| Line Item | FY2022 | FY2023 | FY2024 | YoY Δ |
|---|---|---|---|---|
| Total Revenue | $473M | $557M | $618M | +11% |
| — Platform Licenses & Subscriptions | $284M | $341M | $388M | +14% |
| — Professional Services | $138M | $161M | $168M | +4% |
| — Maintenance & Support | $51M | $55M | $62M | +13% |
| Cost of Revenue | $187M | $219M | $241M | +10% |
| Gross Profit | $286M | $338M | $377M | +12% |
| R&D Investment ⚠ CUT 18% YoY | $83M | $75M | $61M | −18% |
| Sales & Marketing | $128M | $149M | $162M | +9% |
| G&A (SG&A) ⚠ Exec layer growth | $62M | $90M | $140M | +56% |
| Restructuring Charges ⚠ New line item FY24 | — | — | $18M | — |
| Operating Income | $13M | $24M | $14M | −44% |
| Net Income / (Loss) | $8M | $22M | $(8M) | First loss since FY18 |
| Executive | Title | FY2023 Total Comp | FY2024 Total Comp | YoY Change |
|---|---|---|---|---|
| Gregory Stahl | CEO | $10.8M | $14.2M | +31% |
| Patrick Veerapen | CFO | $4.1M | $5.6M | +37% |
| Sandra Cho | CRO | $3.8M | $5.1M | +34% |
| Robert Maize | CTO (departed Q3) | $3.4M | $2.1M | Separation |
| Carla Stein | CHRO | $1.9M | $2.3M | +21% |
- Workforce reduction and employee morale: "The Company completed a workforce reduction in Q3 FY2024 affecting approximately 302 employees globally. There can be no assurance that this action will not adversely affect employee morale, retention of key personnel, or our ability to attract qualified talent in a competitive market."

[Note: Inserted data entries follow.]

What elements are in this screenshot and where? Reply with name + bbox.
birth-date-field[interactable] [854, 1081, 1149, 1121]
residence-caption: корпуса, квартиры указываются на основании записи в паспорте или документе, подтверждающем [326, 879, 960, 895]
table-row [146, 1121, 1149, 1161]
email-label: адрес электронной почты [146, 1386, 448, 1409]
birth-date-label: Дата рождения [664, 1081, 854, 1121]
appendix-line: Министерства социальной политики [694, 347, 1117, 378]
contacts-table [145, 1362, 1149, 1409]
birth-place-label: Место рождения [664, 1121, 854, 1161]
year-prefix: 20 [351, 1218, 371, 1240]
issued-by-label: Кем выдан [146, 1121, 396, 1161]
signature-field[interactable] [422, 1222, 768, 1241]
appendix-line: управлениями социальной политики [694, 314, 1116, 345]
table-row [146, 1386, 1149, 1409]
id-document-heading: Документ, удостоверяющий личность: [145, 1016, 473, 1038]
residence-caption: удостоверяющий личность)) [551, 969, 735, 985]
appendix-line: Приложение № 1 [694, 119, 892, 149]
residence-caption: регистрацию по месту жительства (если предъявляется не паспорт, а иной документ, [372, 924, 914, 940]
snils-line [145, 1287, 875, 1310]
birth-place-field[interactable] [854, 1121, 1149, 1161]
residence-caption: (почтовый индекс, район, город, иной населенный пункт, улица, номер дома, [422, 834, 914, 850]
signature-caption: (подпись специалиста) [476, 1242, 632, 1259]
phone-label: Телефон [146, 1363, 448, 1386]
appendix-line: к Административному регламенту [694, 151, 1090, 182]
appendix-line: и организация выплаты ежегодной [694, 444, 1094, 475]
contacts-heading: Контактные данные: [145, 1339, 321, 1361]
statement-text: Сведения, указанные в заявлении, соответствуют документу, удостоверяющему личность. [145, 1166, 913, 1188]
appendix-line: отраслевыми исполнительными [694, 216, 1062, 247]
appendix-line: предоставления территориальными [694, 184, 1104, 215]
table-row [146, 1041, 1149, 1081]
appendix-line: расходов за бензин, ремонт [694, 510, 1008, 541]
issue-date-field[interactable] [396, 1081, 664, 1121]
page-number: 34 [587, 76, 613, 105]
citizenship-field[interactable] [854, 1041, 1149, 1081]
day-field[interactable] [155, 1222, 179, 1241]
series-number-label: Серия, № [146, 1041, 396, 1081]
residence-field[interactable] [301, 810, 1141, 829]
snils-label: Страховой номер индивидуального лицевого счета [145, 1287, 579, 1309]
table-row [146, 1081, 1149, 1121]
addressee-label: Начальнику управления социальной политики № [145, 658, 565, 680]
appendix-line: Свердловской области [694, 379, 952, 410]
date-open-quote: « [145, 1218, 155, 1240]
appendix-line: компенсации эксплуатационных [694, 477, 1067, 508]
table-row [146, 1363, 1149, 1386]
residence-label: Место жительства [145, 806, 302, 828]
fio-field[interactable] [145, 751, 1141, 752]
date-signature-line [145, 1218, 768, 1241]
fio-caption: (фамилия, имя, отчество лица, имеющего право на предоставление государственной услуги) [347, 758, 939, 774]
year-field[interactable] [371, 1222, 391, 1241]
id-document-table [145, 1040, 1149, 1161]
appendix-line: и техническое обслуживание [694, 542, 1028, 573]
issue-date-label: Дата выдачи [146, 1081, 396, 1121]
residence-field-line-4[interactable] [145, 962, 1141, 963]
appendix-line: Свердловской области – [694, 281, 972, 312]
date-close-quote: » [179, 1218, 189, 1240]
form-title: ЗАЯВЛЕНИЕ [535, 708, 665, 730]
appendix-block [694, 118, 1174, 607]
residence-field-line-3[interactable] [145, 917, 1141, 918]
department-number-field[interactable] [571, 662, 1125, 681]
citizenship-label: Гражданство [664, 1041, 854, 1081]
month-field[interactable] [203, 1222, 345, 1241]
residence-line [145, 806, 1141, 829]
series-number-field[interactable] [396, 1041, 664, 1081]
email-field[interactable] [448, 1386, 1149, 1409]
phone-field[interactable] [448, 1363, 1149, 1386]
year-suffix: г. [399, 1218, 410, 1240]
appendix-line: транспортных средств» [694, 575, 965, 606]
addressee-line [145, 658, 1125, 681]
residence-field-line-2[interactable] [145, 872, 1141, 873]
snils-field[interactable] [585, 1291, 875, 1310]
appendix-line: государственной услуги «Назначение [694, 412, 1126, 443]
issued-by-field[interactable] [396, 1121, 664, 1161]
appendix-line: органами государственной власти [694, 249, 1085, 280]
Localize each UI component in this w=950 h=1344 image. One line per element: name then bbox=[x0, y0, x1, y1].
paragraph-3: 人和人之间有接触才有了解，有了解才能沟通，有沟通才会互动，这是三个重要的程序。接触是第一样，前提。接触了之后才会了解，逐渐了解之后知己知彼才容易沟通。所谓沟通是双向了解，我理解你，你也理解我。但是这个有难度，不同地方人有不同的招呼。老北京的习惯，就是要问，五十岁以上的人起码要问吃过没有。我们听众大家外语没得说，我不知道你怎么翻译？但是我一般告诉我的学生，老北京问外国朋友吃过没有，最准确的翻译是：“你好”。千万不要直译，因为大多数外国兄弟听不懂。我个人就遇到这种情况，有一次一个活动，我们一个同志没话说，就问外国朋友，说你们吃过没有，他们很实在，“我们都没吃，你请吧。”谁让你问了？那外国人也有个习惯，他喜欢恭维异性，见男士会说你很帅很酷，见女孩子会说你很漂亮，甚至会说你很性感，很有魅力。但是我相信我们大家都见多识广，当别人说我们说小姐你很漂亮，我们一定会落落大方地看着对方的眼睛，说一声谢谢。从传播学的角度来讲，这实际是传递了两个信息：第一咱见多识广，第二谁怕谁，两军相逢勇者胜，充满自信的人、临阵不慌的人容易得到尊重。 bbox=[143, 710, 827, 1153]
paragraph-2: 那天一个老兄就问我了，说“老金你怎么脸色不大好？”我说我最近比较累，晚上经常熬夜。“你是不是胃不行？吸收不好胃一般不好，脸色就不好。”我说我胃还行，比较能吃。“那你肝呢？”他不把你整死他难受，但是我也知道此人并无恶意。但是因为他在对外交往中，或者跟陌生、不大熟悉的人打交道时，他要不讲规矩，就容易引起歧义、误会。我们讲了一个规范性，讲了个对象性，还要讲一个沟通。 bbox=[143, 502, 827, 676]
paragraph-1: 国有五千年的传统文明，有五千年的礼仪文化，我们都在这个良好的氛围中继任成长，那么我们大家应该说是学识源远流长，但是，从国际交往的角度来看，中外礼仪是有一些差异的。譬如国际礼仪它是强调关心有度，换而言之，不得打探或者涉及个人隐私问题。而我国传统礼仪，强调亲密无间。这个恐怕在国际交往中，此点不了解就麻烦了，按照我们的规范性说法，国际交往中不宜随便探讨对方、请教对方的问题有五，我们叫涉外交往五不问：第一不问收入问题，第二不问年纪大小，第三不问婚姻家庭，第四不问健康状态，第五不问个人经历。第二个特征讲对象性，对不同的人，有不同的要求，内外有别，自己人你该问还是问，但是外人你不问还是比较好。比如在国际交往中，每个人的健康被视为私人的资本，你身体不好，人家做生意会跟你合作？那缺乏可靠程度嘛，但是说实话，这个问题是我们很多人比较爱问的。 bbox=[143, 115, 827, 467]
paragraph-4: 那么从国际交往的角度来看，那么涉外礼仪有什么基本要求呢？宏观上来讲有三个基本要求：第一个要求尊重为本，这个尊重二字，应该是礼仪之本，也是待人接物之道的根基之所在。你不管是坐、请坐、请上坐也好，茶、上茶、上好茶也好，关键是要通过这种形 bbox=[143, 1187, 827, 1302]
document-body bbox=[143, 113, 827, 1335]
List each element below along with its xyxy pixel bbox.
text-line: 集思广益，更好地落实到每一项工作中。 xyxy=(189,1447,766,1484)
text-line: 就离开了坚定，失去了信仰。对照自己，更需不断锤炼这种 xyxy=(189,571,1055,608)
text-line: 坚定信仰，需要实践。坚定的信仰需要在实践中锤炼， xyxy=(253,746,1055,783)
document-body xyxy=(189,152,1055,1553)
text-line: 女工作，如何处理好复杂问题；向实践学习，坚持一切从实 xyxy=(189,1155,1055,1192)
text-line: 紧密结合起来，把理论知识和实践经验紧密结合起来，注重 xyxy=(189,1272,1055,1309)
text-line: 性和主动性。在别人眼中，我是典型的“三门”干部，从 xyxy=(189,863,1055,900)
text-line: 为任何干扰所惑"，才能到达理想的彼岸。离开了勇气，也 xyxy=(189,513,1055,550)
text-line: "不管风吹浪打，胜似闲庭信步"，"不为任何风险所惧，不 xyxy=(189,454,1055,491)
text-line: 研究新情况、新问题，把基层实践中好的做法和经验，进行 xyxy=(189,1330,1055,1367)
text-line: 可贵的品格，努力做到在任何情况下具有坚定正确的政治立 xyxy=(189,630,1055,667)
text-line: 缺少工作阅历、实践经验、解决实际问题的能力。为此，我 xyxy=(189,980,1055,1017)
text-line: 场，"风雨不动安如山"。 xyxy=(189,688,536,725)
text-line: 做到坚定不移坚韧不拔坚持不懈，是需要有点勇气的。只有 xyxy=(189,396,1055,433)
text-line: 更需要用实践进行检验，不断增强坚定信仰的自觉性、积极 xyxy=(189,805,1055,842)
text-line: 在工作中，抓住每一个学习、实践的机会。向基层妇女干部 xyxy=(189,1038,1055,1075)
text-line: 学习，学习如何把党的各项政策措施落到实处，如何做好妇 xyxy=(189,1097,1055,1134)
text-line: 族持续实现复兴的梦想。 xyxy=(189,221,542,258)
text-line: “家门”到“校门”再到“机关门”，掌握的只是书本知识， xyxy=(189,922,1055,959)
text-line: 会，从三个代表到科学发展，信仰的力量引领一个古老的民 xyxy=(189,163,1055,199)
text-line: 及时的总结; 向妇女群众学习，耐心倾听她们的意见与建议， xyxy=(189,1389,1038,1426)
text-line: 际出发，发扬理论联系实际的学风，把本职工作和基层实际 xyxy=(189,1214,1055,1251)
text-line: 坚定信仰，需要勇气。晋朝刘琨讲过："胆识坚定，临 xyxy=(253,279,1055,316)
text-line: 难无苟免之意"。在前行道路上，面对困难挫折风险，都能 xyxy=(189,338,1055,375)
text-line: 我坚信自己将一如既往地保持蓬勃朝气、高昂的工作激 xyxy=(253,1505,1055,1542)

- Key personnel: "We are highly dependent on key technical and management personnel. The departure of key personnel could disrupt our operations. During FY2024, our Chief Technology Officer departed the Company." [Note: CTO departure not announced via press release — disclosed only in this filing.]
- Intellectual property and product competitiveness: "Our R&D investments have declined in absolute terms over the past two fiscal years. If we fail to develop and introduce new products and features on a timely basis, our competitive position may erode."
- International workforce compliance: "The Company is subject to ongoing review by labor regulatory authorities in the United Kingdom and Germany related to our FY2024 workforce reduction procedures. We cannot predict the outcome of these reviews." [Note: This signals the layoffs may have been conducted improperly in those jurisdictions.]
- Litigation: "The Company is a defendant in a putative class action lawsuit filed in the Northern District of California alleging that the Company's workforce reduction disproportionately impacted employees over age 40 in violation of the Age Discrimination in Employment Act." [Borden et al. v. ZedTrust Cybersecurity, Inc., Case No. 3:24-cv-04812]
From MD&A — Workforce and Operational Efficiency
"During the third quarter of fiscal year 2024, we implemented a workforce optimization initiative designed to align our cost structure with our revenue growth trajectory and improve operational efficiency. The initiative resulted in the elimination of approximately 302 positions globally, representing approximately 8% of our workforce. We expect to realize annualized cost savings of approximately $32 million as a result of this initiative."
"In connection with our ongoing commitment to employee engagement, we launched the ZedCulture Initiative in Q4 FY2024, which includes a refreshed set of company values, enhanced employee recognition programs, and a new quarterly engagement survey. We believe these investments will strengthen our culture and support retention of our valued team members."
Full Year FY2025 Outlook
Revenue guidance: $660–$680M (7–10% growth). The midpoint represents the lowest growth rate in ZedTrust's history as a public company. Operating income expected to return to "low single-digit positive" following realization of FY2024 restructuring savings. No guidance provided on headcount — management declined to answer headcount questions on the Q4 earnings call, stating only that the company is "appropriately sized for current market conditions."
R&D guidance was also absent from the FY2025 outlook, which analysts noted on the call. When pressed, CFO Patrick Veerapen stated that R&D spending would be "managed dynamically based on business needs" — widely interpreted by analysts as a signal of continued cuts or at minimum no growth in product investment.
Analyst note: Two sell-side analysts downgraded ZDTR following the earnings call, citing concerns about growth deceleration, R&D underinvestment, and lack of transparency regarding workforce and product roadmap.